A well deserved tribute to a musician like no other. This is how Aurelio Porfiri, an Italian maestro and composer who lived in Macau between 2008 and 2015, sees the acknowledgement given last weekend by Saint Pius X Music Academy to its founder and main promoter, Father Áureo Castro.

The Academy released last Saturday a CD of works by the Azorean priest and composer. The album, which was launched in a ceremony held at the Episcopal Palace, gathers 27 of the best-known works of Father Castro. Porfiri argues that it can make a decisive contribution so that his musical legacy transposes the territory’s borders.

“I certainly believe, and I have always shared this opinion with everyone, that he was a very skilled composer. It is difficult for people that are not into the tradition of music composition to evaluate the importance of a composer. But when you know that tradition, you can easily see that he was certainly a very good composer,” the Italian composer told O Clarim.

Aurelio Porfiri considers Áureo da Costa Nunes e Castro (1917-1993) an inescapable name in the history of music in Macau. The clergyman and teacher is the most distinguished representative of a long line of musicians associated with the Seminary of St Joseph and the local Catholic Church. The Italian maestro recalls: “Father Castro’s legacy is important in the sense that he has tried to open a path for the appreciation of good liturgical music.”

“There were other before him – let us not forget the Fathers Maberini and Schmid in the first half of the past century, or Luigi Antinori, a Roman who was music master in Saint Joseph Seminary before them – but Father Castro was the most skilled composer of all of these, no doubt about that,” the Roman maestro – a fellow of Trinity College London in Music Composition – ascertains.

The album released on Saturday was sponsored by the Macau Foundation and brought together about two hundred musicians and performers, who thus honored one of the great promoters of classical music education in the Macau. Distinguished by a great sense of proportionality and balance, the works created by Áureo Castro perfectly fit the Catholic liturgy: “His compositions are well written, with the right balance in choosing the correct music material to represent the musical idea and very well fit to Roman Catholic liturgies,” Mr. Porfiri explains. “His work is mainly known amongst his former students and disciples, but I always hoped he may be more known especially outside Macau.
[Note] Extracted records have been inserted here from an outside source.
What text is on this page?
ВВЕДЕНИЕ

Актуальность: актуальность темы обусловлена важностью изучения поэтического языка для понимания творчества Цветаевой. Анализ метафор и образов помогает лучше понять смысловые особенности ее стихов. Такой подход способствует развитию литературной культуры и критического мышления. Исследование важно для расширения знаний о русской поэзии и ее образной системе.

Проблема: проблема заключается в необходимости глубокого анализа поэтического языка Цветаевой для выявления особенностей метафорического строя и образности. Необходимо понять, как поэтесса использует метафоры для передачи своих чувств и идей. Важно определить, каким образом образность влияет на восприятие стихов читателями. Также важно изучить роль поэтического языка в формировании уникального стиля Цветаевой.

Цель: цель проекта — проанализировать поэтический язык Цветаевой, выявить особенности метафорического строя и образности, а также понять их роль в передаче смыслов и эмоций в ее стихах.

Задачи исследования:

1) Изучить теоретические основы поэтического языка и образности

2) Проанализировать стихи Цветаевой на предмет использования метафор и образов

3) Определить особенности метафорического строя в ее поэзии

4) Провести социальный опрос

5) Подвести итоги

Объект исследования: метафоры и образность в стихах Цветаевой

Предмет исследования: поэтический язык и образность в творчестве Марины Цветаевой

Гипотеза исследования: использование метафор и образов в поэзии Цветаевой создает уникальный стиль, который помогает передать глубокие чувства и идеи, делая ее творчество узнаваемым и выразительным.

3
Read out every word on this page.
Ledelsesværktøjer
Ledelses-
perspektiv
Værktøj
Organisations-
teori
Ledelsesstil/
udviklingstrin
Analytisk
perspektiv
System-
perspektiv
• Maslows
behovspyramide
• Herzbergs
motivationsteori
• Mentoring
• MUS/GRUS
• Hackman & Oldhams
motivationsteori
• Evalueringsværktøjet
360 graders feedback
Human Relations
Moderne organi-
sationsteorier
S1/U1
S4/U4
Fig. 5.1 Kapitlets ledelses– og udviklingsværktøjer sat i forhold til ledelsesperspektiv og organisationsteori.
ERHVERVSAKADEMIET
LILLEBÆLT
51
I am sure this will help his importance to grow,” the Italian composer concludes.

Among the 27 compositions that make up the album, one can find original songs for soprano and piano and a recording of the Fishermen’s Song, performed by the Polyphonic Choir Group, in a concert dating to 1985 and directed by the composer himself. The Saint Pius X Music Academy presented the works saying, “This recording represents an invaluable contribution to the study and preservation of the musical memory of Macau.” Aureo Castro and the Italian priest César Brianza founded the school in 1962.